An object with a mass of #2 kg# is acted on by two forces. The first is #F_1= < -6 N , 1 N># and the second is #F_2 = < 4 N, 9 N>#. What is the object's rate and direction of acceleration?

1 Answer
Jul 21, 2017

#a = 5.10# #"m/s"^2#

#theta = 101^"o"#

Explanation:

We're asked to find the magnitude and direction of an object's acceleration, given two forces that act on it.

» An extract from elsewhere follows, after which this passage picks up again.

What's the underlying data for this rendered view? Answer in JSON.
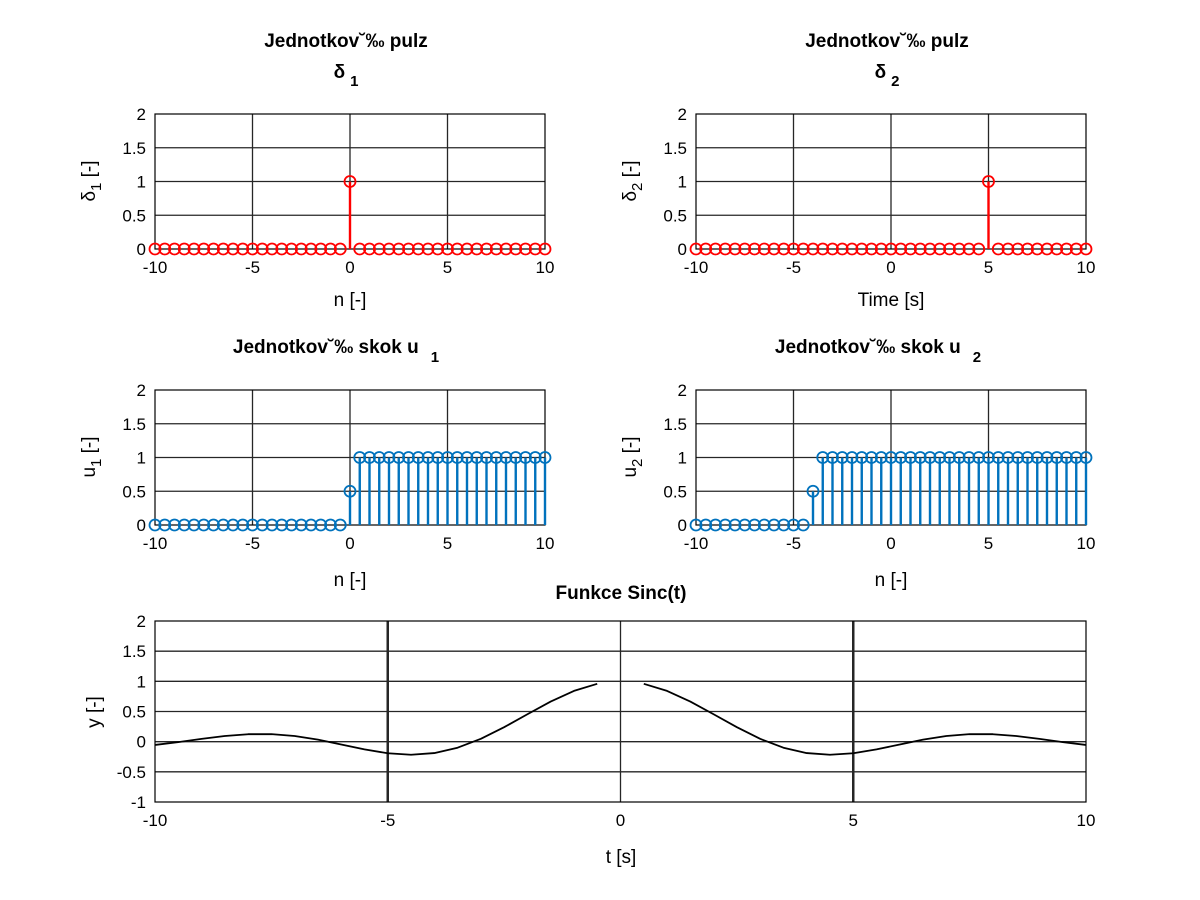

To do this, let's first split up the forces into their components:

#F_(1x) = -6# #"N"#

#F_(1y) = 1# #"N"#

#F_(2x) = 4# #"N"#

#F_(2y) = 9# #"N"#

We'll now find the components of the net force that acts on the body, by adding components:

#sumF_x = -6# #"N"# #+ 4# #"N"# #= -2# #"N"#

#sumF_y = 1# #"N"# #+ 9# #"N"# #= 10# #"N"#

Now, we can use Newton's second law to find the components of the object's acceleration:

#sumF_x = ma_x#

#a_x = (sumF_x)/m = (-2color(white)(l)"N")/(2color(white)(l)"kg") = -1# #"m/s"^2#

#a_y = (sumF_y)/m = (10color(white)(l)"N")/(2color(white)(l)"kg") = 5# #"m/s"^2#

The magnitude of the acceleration is

#a = sqrt((a_x)^2 + (a_y)^2) = sqrt((-1color(white)(l)"m/s"^2)^2 + (5color(white)(l)"m/s"^2)^2)#

#= color(red)(5.10# #color(red)("m/s"^2#

And the direction is

#theta = arctan((a_y)/(a_x)) = arctan((5cancel("m/s"^2))/(-1cancel("m/s"^2))) = -78.7^"o" + 180^"o"#

#= color(blue)(101^"o"#

Always be sure to check your direction calculation, as it could be #180^"o"# off! (by noting what direction the acceleration is relative to the object).